«Nous ne sommes qu’au début du chemin»
Sur une grande part des terres émergées, à la rencontre du monde minéral et végétal, se forment sur plusieurs milliers d’années de minces couches fertiles, véritables épidermes vivants, appelés communément les sols. En plus de leur fonction première, à savoir la production de nourriture pour les hommes et les animaux, les sols remplissent de nombreux services économiques et «écosystémiques»: épuration de l’eau, régulation du régime des cours d’eau et des grands cycles biologiques, maintien des habitats et support de la biodiversité, régulateur du climat, support des constructions, protection des vestiges archéologiques etc. Sans sols, pas de nourriture, pas d’eau potable, des crues qui emporteraient villes et villages sur leur passage, des océans pollués, un climat impropre à la vie.
Il convient donc de préserver nos sols. Ceux-ci sont menacés par diverses dégradations et le bétonnage. Deux particularités rendent la protection ardue: d’une part, chaque mètre carré de sol compte, mais chacun a de bonnes raisons de penser qu’il peut faire exception du mètre carré qu’il s’apprête lui-même à dégrader. Or c’est le cumul de ces erreurs «locales» à l’échelle régionale qui rend la situation critique aujourd’hui. D’autre part, certaines dégradations sont irréversibles, et le bétonnage est de celles là. Chaque mètre carré déclassé en zone à bâtir est irrémédiablement perdu. Freiner ce phénomène ne suffit pas, il faut tôt ou tard le stopper.
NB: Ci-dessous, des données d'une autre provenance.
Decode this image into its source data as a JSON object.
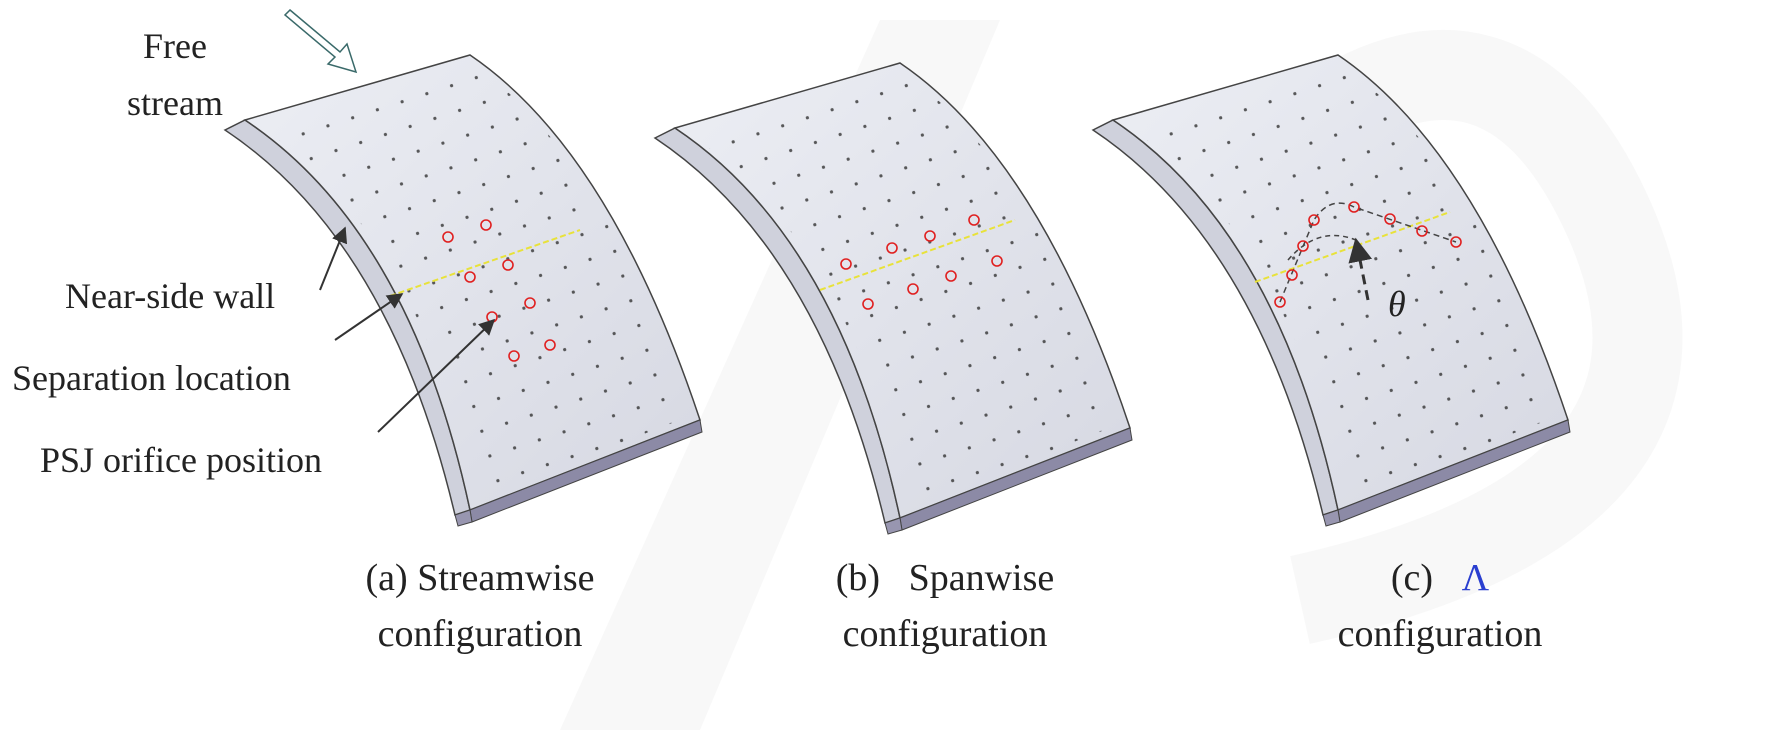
{
  "labels": {
    "free_stream": {
      "line1": "Free",
      "line2": "stream"
    },
    "near_side_wall": "Near-side wall",
    "separation_location": "Separation location",
    "psj_orifice_position": "PSJ orifice position",
    "theta": "θ"
  },
  "captions": [
    {
      "label": "(a)",
      "title": "Streamwise",
      "line2": "configuration"
    },
    {
      "label": "(b)",
      "title": "Spanwise",
      "line2": "configuration"
    },
    {
      "label": "(c)",
      "title": "Λ",
      "line2": "configuration"
    }
  ]
}
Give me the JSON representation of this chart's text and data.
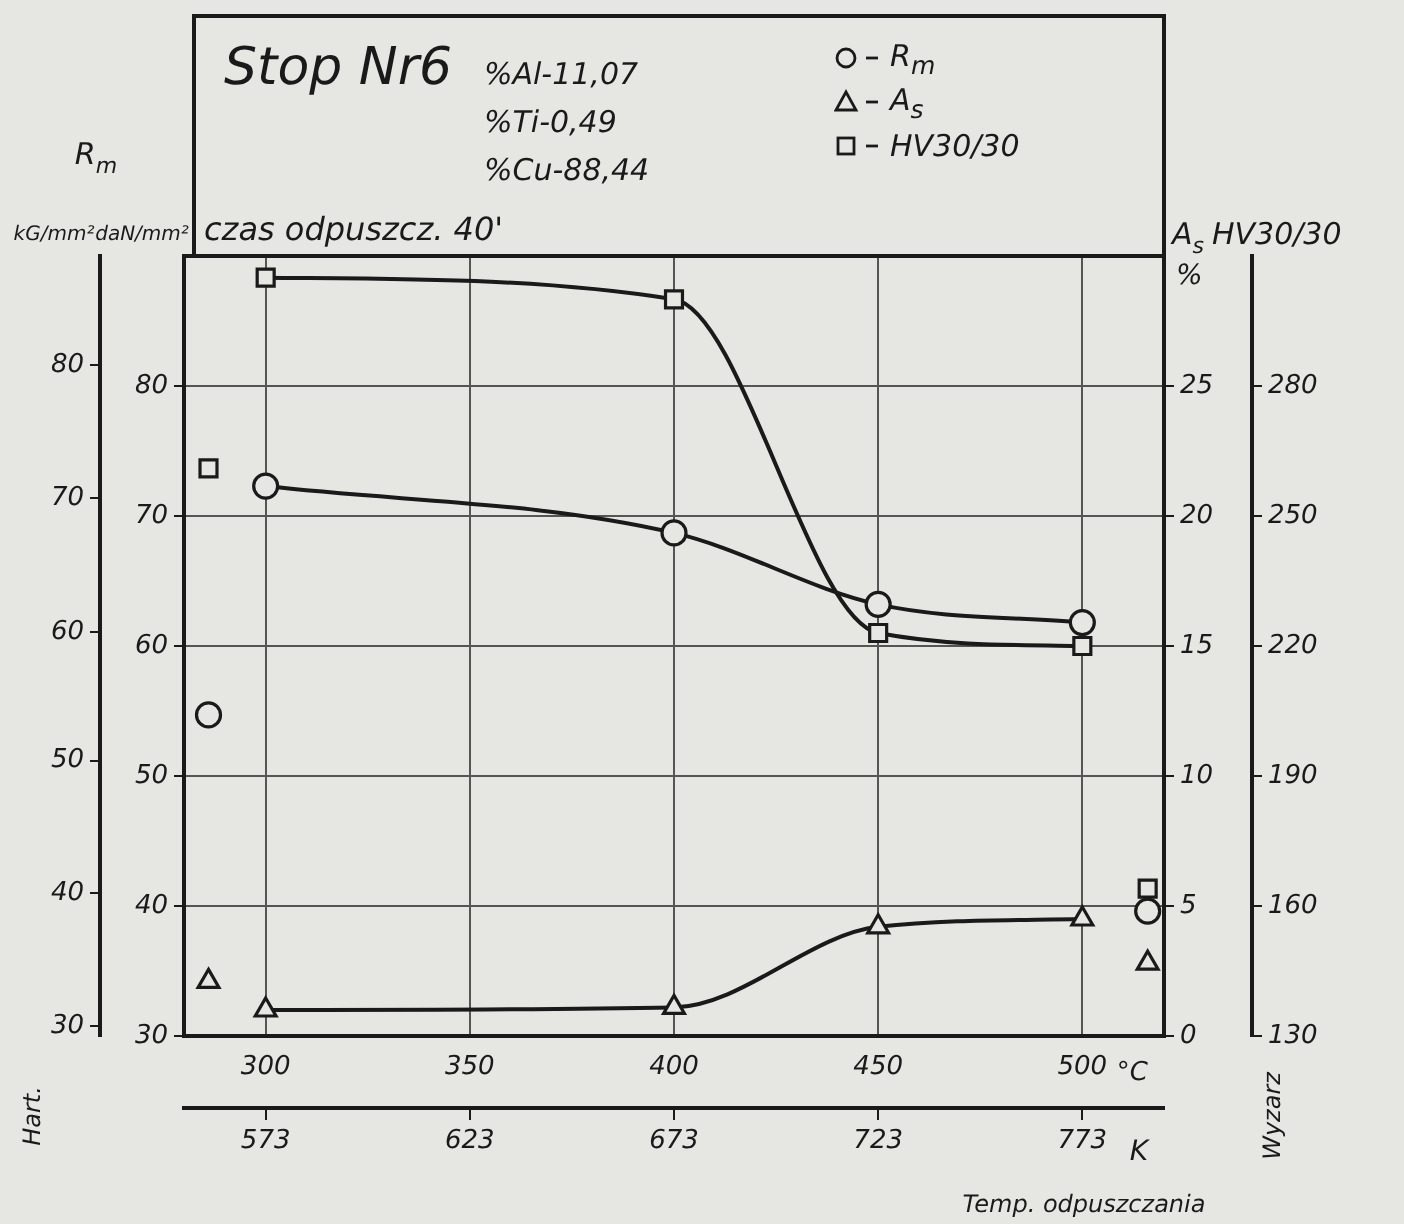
{
  "chart_data": {
    "type": "line",
    "title": "Stop Nr6",
    "annotations": [
      "%Al-11,07",
      "%Ti-0,49",
      "%Cu-88,44",
      "czas odpuszcz. 40'",
      "Temp. odpuszczania",
      "Hart.",
      "Wyzarz",
      "R$_{m}$",
      "%",
      "kG/mm²",
      "80",
      "70",
      "60",
      "50",
      "40",
      "30"
    ],
    "xlabel": "°C",
    "x2label": "K",
    "ylabel": "daN/mm²",
    "y2label": "A$_{s}$",
    "y3label": "HV30/30",
    "xlim": [
      280,
      520
    ],
    "xticks": [
      300,
      350,
      400,
      450,
      500
    ],
    "x2lim": [
      553,
      793
    ],
    "x2ticks": [
      573,
      623,
      673,
      723,
      773
    ],
    "ylim": [
      30,
      90
    ],
    "yticks": [
      30,
      40,
      50,
      60,
      70,
      80
    ],
    "y2lim": [
      0,
      30
    ],
    "y2ticks": [
      0,
      5,
      10,
      15,
      20,
      25
    ],
    "y3lim": [
      130,
      310
    ],
    "y3ticks": [
      130,
      160,
      190,
      220,
      250,
      280
    ],
    "grid": true,
    "legend": "top right",
    "line_style": "solid",
    "series": [
      {
        "name": "R$_{m}$",
        "color": "#1a1a1a",
        "axis": "y",
        "marker": "circle",
        "x": [
          300,
          400,
          450,
          500
        ],
        "values": [
          72.3,
          68.7,
          63.2,
          61.8
        ]
      },
      {
        "name": "A$_{s}$",
        "color": "#1a1a1a",
        "axis": "y2",
        "marker": "triangle",
        "x": [
          300,
          400,
          450,
          500
        ],
        "values": [
          1.0,
          1.1,
          4.2,
          4.5
        ]
      },
      {
        "name": "HV30/30",
        "color": "#1a1a1a",
        "axis": "y3",
        "marker": "square",
        "x": [
          300,
          400,
          450,
          500
        ],
        "values": [
          305,
          300,
          223,
          220
        ]
      },
      {
        "type": "scatter",
        "color": "#1a1a1a",
        "axis": "y",
        "marker": "circle",
        "x": [
          286,
          516
        ],
        "values": [
          54.7,
          39.6
        ]
      },
      {
        "type": "scatter",
        "color": "#1a1a1a",
        "axis": "y2",
        "marker": "triangle",
        "x": [
          286,
          516
        ],
        "values": [
          2.1,
          2.8
        ]
      },
      {
        "type": "scatter",
        "color": "#1a1a1a",
        "axis": "y3",
        "marker": "square",
        "x": [
          286,
          516
        ],
        "values": [
          261,
          164
        ]
      }
    ]
  }
}
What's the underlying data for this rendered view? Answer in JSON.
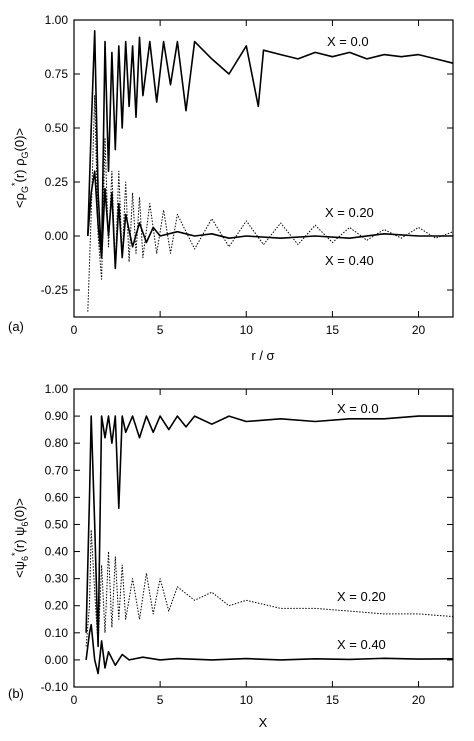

L’une des faiblesses évidentes de nos sociétés est qu’elles ne prennent pas en compte dans le prix du sol la valeur des services écologiques rendus par le sol. Si les paiements directs représentent un mécanisme qui prend acte du service rendu par l’agriculteur en entretenant le sol, le sol agricole n’est pas lui-même coté à son exacte valeur. C’est un peu comme si tout en payant l’électricité de nos barrages, on considérait que les barrages et leurs bassins n’ont en revanche aucune valeur. Pourtant la recherche chiffre de mieux en mieux les services rendus par ce sol qui devient alors au moins aussi cher que le mètre carré constructible. Il reste à nos sociétés à faire preuve de conséquence et à matérialiser cette valeur, dans notre propre intérêt et pour la sauvegarde de nos sociétés.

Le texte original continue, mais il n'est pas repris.